Python and Javascript libraries packaged together here; mostly they are translations of each other, if both exist (as with LIWC, for example).
- liwc.py and liwc.js require
/usr/local/data/liwc_2007.trie
- MD5: bca2eeec79701ed88c40f8c9c75e5f7c
- liwc-regex.js requires
/usr/local/data/liwc_2007.csv
- MD5: 686df57d28941cf797704bd2d4f9a1a3
You can get the LIWC lexicon at liwc.net.
You can use dic2trie to convert the .dic
file that the LIWC lexicon comes
with to a trie, for faster (streaming) analysis.
from collections import Counter
from lexicons.liwc import Liwc
liwc_lexicon = Liwc()
gettysburg = '''Four score and seven years ago our fathers brought forth on
this continent a new nation, conceived in liberty, and dedicated to the
proposition that all men are created equal. Now we are engaged in a great
civil war, testing whether that nation, or any nation so conceived and so
dedicated, can long endure. We are met on a great battlefield of that war.
We have come to dedicate a portion of that field, as a final resting place
for those who here gave their lives that that nation might live.

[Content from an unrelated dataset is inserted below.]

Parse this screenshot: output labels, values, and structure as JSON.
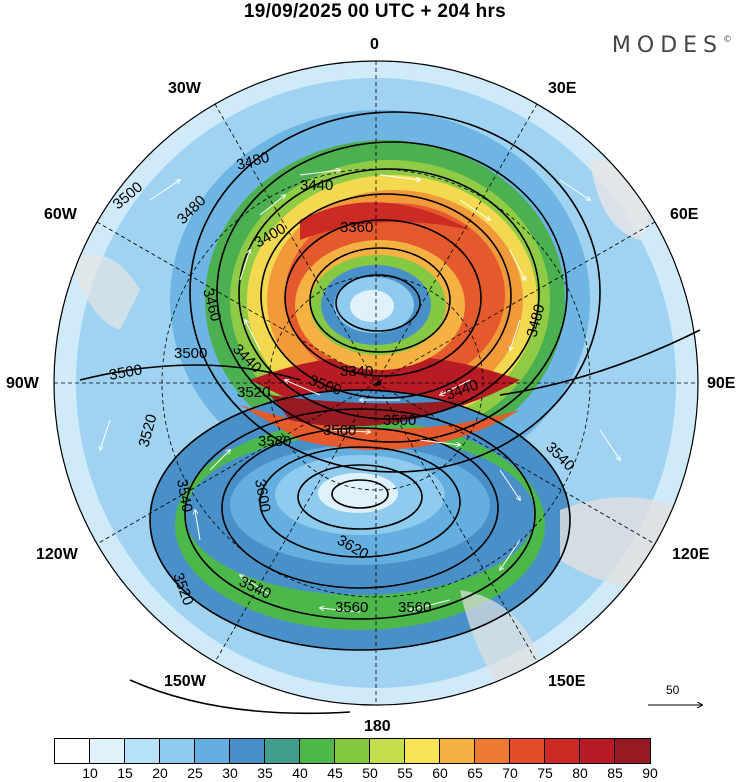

It is
altogether fitting and proper that we should do this.'''
# read_document() is a generator, but Counter will consume the whole thing
category_counts = Counter(liwc_lexicon.read_document(gettysburg))
print 'Basic category counts: {}'.format(category_counts)

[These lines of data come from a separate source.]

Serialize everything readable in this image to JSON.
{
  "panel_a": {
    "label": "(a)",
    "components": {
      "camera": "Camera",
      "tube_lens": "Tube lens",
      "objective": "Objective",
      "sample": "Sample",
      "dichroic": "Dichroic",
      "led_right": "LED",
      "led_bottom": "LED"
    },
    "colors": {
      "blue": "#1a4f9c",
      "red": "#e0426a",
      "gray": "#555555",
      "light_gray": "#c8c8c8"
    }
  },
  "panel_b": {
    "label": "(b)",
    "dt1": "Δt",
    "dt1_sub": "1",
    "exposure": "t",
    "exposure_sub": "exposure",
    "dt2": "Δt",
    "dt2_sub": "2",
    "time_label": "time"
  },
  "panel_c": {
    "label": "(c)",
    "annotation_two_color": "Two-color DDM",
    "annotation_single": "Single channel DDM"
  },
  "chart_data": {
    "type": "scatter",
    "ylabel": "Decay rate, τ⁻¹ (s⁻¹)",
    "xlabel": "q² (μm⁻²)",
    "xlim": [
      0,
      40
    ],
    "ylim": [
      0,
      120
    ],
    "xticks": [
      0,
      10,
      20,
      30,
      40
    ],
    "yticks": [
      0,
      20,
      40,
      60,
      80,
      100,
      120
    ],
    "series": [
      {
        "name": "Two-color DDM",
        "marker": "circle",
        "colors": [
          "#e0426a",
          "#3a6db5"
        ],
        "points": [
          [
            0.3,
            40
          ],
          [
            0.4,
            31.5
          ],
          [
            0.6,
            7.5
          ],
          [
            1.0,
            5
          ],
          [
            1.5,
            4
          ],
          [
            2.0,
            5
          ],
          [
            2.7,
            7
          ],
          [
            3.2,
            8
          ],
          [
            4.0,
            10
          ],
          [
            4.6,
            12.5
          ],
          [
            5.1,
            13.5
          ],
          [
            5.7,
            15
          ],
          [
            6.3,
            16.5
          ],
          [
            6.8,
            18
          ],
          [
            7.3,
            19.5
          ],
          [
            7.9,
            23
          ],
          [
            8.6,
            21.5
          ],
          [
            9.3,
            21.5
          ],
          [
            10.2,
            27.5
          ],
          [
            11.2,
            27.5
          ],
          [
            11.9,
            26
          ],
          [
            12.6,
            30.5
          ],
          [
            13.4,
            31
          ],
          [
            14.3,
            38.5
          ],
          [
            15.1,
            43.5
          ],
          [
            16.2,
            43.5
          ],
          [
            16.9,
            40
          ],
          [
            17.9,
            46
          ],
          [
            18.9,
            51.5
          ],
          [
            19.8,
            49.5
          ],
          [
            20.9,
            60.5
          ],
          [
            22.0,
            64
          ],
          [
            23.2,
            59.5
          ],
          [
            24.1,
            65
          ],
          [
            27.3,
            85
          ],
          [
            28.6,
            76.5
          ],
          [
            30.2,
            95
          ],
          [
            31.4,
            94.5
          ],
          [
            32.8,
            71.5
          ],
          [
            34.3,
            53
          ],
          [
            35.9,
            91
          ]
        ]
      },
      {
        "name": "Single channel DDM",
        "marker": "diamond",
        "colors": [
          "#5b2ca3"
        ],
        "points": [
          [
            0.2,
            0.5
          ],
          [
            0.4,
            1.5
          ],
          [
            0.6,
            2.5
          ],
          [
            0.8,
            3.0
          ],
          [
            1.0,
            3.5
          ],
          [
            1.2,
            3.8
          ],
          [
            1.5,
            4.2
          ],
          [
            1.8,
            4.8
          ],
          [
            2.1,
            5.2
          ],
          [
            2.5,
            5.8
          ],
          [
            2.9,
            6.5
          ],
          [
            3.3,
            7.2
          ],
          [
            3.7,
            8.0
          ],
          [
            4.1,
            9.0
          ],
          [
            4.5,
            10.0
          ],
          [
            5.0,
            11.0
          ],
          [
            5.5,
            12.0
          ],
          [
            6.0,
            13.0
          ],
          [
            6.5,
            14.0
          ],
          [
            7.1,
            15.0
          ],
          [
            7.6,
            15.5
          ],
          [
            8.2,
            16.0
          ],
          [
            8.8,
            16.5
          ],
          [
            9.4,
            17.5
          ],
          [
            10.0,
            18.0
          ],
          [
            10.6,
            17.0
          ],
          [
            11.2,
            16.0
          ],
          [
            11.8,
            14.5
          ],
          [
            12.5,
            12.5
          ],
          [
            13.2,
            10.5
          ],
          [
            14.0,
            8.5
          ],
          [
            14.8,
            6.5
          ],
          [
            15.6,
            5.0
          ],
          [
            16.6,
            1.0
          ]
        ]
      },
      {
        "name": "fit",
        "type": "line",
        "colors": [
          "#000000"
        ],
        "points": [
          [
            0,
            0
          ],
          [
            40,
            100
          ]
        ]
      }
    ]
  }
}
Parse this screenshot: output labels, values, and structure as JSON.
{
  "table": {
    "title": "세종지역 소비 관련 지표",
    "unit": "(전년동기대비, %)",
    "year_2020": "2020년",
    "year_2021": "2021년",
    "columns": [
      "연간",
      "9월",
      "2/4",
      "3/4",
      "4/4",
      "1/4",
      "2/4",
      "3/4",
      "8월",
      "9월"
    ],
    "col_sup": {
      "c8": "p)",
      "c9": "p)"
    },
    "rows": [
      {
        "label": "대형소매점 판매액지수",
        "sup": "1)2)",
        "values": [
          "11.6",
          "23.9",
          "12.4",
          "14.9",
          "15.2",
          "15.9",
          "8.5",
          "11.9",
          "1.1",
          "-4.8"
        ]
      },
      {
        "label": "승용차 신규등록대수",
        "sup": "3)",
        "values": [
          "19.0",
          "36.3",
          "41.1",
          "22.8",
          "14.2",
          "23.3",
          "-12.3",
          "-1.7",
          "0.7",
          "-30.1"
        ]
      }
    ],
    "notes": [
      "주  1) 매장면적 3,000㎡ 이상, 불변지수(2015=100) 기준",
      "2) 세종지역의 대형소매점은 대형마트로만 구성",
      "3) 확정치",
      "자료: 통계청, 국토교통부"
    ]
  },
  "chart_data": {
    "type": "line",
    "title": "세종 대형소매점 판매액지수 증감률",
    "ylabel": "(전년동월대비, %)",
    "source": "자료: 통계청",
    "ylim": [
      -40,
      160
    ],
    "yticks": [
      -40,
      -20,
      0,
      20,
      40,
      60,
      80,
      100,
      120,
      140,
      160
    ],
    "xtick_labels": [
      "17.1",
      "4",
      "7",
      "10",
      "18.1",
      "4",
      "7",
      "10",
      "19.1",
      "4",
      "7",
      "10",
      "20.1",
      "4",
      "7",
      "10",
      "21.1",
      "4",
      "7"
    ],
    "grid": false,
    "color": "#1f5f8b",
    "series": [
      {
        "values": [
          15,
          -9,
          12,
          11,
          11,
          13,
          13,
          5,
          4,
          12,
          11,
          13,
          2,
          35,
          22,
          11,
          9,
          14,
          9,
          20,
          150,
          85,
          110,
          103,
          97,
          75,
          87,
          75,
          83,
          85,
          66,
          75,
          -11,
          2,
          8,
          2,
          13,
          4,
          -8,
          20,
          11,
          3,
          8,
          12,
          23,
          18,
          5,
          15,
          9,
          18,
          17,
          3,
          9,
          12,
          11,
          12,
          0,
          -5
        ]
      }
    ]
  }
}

# print out a tabulation that looks like the LIWC software's text report
full_counts = liwc_lexicon.summarize_document(gettysburg)
liwc_lexicon.print_summarization(full_counts)
- arabsenti.py requires
/usr/local/data/arabsenti_lexicon.txt
- MD5: 0ed1192e4b6f10a29b353b3056ec179d
You can get the Arabsenti lexicon from Muhammad Abdul-Mageed.
Citation form:
@inproceedings{abdul:2011,
title={Subjectivity and sentiment analysis of modern standard Arabic},
author={Abdul-Mageed, M. and Diab, M.T. and Korayem, M.},
booktitle={Proceedings of the 49th Annual Meeting of the Association for
Computational Linguistics: Human Language Technologies: short papers-Volume 2},
pages={587--591},
year={2011},
organization={Association for Computational Linguistics}
}
It requires Python 2.7+.
This is publicly available at Finn Årup Nielsen's blog, so I just left it in the code.
python setup.py install
npm install
npm link
Add the following to your build.sbt
:
resolvers ++= Seq("repo.codahale.com" at "http://repo.codahale.com")
libraryDependencies ++= Seq("com.codahale" % "jerkson_2.9.1" % "0.5.0")
Pull the scala/lexicons.scala
file into your codebase, and run something like:
val document = "Pierre Venken is my hero, every day I draw inspiration ..."
val tokens = document.toLowerCase.replaceAll("\\W", " ").split("\\s+")
val counts = com.henrian.Liwc(tokens)
val normalized_counts = counts.mapValues(_ / counts("WC"))